Most residents rely on small, local hospitals and clinics, which are characterized by low capacity and older, poorer, and sicker patients. According to KFF, MAPs have increased their market share among rural beneficiaries from 18% in 2015 to 40% in 2022. At the same time, the Center for Healthcare Quality and Payment Reform reported that 64% of rural hospitals in Maine were classified as either “at risk” or “immediately at risk” of closure due to financial losses. The report strongly concluded that the reasons for these losses were not service inefficiencies or low Medicaid and Medicare payments, but inadequate payments from private insurance plans such as MAPs and employer-sponsored plans.

Making the outlook for rural communities even worse is the aggressive and cheap nature of private equity firms buying up distressed rural hospitals and clinics, reaping quick profits through administrative reorganizations, downsizing and service reductions. This leaves the communities’ ailing economies and health care services at the mercy of for-profit corporations.

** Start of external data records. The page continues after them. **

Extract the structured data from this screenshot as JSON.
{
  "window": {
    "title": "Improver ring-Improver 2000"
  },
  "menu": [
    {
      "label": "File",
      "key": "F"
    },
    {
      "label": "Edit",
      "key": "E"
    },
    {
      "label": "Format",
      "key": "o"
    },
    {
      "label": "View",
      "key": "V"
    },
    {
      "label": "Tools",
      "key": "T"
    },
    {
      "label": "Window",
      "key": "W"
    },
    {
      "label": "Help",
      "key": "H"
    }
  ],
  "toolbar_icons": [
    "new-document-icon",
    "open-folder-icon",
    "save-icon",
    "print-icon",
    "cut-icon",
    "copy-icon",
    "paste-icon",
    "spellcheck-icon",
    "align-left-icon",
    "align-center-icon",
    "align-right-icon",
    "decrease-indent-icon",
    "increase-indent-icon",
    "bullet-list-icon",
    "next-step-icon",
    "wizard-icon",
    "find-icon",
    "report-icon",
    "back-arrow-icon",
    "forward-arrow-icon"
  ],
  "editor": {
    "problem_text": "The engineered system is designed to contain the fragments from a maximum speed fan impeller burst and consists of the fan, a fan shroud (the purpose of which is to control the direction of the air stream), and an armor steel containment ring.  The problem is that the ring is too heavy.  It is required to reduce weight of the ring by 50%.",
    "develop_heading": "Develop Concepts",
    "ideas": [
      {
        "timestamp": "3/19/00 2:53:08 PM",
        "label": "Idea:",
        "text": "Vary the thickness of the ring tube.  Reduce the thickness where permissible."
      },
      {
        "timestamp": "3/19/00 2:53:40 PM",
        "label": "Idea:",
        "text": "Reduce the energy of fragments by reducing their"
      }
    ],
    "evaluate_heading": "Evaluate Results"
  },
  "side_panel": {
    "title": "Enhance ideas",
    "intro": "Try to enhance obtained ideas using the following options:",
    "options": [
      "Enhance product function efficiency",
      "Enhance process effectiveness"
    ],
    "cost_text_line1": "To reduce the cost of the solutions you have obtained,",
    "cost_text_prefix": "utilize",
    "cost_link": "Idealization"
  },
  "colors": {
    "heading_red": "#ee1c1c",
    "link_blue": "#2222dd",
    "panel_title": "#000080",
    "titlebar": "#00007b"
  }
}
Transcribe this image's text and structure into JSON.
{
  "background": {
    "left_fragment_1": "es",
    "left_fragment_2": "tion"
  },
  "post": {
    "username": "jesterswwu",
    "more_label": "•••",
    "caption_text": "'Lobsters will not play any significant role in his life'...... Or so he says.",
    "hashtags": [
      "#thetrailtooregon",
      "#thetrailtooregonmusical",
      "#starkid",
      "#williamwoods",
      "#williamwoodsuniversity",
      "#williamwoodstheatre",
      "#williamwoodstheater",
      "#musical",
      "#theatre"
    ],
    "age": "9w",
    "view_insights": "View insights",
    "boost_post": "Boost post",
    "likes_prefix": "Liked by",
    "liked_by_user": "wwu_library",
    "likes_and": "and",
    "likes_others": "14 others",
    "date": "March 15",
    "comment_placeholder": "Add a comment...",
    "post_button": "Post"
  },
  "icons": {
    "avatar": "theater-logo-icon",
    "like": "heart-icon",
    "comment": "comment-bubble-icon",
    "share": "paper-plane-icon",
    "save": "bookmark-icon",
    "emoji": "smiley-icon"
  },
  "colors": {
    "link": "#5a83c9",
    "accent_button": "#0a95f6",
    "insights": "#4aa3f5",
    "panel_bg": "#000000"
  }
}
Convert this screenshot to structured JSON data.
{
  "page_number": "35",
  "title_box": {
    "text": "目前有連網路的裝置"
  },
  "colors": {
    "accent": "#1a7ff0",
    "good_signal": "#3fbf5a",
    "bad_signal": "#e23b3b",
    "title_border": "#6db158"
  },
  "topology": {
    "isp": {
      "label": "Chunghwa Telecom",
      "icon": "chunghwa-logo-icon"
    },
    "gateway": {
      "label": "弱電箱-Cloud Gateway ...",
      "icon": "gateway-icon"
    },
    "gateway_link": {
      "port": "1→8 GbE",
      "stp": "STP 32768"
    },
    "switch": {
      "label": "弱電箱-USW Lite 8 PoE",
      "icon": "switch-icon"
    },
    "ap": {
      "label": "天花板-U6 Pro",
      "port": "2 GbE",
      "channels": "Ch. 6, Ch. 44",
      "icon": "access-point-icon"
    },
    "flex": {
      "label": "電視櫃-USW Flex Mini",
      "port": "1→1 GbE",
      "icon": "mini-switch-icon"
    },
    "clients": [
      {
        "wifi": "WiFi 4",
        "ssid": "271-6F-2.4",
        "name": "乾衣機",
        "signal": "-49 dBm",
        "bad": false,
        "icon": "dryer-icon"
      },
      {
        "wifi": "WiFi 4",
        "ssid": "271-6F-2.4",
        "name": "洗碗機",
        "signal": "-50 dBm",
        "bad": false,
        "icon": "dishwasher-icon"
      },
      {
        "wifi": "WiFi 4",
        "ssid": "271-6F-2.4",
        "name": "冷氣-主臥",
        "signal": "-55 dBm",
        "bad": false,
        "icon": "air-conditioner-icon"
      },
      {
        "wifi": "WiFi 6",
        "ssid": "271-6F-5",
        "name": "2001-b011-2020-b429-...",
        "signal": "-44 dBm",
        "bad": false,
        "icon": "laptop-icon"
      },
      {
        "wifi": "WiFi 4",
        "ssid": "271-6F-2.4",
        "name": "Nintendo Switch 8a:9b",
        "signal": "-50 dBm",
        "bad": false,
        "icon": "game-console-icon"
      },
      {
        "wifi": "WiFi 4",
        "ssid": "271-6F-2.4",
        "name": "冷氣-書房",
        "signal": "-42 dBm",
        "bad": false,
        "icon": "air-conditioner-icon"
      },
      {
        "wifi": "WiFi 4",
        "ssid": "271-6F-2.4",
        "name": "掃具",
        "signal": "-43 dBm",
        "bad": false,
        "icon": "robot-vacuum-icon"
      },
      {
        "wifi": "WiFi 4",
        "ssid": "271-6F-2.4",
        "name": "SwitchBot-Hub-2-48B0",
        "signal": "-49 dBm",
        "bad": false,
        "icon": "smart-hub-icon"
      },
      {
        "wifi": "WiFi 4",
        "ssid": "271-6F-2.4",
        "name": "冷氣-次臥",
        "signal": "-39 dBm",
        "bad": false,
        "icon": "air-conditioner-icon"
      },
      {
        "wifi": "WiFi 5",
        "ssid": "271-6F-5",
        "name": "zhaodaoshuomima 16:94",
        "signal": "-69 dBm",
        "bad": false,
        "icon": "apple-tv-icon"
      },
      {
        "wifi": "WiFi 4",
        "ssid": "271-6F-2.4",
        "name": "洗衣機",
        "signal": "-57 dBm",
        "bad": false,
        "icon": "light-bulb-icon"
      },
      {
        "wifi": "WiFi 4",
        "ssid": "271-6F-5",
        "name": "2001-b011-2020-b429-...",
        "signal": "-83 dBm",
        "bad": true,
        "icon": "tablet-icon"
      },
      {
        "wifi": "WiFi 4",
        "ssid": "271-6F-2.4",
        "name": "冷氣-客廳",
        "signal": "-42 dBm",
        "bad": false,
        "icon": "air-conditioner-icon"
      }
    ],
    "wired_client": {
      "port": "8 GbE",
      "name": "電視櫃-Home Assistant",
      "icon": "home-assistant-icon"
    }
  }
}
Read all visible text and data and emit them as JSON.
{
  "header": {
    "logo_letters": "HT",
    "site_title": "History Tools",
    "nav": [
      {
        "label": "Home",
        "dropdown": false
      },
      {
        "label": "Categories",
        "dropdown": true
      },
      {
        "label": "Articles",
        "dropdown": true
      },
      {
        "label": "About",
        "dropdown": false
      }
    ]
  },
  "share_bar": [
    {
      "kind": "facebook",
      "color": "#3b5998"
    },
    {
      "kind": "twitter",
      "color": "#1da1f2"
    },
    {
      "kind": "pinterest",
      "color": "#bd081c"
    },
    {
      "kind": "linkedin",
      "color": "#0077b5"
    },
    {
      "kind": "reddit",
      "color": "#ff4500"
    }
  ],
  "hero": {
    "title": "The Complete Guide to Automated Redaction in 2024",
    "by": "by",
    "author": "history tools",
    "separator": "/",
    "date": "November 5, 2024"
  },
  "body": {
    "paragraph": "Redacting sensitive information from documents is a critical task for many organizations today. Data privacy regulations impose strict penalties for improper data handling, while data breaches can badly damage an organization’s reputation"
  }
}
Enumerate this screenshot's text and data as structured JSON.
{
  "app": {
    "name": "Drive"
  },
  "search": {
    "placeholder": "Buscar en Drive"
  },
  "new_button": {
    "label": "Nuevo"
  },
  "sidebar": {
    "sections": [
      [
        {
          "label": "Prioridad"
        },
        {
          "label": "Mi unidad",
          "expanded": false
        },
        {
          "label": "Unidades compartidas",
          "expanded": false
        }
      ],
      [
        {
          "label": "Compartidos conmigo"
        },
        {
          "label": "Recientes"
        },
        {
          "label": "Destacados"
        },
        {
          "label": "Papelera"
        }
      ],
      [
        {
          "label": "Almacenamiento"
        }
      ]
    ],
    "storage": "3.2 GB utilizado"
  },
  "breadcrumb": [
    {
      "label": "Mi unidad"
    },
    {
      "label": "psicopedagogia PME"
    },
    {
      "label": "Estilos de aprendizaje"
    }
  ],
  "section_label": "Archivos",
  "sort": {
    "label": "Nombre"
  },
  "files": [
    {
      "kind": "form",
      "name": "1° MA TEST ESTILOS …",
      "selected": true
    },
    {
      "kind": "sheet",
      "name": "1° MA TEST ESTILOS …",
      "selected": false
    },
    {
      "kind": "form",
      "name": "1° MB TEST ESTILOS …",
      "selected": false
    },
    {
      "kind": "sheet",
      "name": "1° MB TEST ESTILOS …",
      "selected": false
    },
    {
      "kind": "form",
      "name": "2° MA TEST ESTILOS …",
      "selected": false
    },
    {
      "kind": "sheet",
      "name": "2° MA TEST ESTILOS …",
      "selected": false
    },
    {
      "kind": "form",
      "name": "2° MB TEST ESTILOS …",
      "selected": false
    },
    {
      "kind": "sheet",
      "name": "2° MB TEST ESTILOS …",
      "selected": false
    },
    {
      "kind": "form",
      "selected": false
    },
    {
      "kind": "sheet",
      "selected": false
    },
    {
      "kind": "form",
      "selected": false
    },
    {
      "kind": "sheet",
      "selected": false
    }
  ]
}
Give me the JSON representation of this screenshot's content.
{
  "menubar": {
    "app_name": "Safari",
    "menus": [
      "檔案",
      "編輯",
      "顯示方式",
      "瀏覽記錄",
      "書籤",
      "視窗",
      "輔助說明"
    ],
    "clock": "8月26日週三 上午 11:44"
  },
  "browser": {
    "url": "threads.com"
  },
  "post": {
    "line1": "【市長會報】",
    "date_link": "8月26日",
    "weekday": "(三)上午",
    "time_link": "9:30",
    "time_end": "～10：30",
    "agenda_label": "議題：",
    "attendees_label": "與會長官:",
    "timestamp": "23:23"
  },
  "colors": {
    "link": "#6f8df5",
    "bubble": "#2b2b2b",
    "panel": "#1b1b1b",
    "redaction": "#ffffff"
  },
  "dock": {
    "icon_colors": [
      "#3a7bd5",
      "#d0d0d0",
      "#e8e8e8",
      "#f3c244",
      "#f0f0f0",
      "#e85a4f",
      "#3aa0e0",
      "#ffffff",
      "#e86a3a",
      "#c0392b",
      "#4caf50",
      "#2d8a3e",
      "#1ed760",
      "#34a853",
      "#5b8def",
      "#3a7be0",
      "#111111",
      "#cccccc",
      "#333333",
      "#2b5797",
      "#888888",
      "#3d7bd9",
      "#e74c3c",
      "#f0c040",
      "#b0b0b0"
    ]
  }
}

While community hospitals are clearly the primary drivers of U.S. health care spending, other actors of course contribute to and maintain our costly and dysfunctional system. The stakes are high and there is much to be done at every level, starting with federal legislation to strengthen Medicare’s financial stability and make it less complicated, less expensive, and more comprehensive.

There are also meaningful actions that individuals and small groups of citizens can take that are neither complicated nor time-consuming. We can tell our personal stories about our health care to local, state, and federal legislators, friends and neighbors, and the broader community. We can support progressive health care legislation and the legislators who sponsor it. We can donate resources to health care advocacy groups that need donations, volunteers, and/or our support to secure additional funding. And we can regularly evaluate the quality and effectiveness of our individual health care and drug coverage during the annual open enrollment period.

This is the time (between October 15 and December 7) when Medicare beneficiaries can review and change their health and drug plans, but only 30% do so. By evaluating the quality and effectiveness of our current health insurance and encouraging our neighbors to do the same, we can more closely examine the quality and conditions of our local providers and hopefully reduce the likelihood that someone else will have a hospital experience as unpleasant as mine.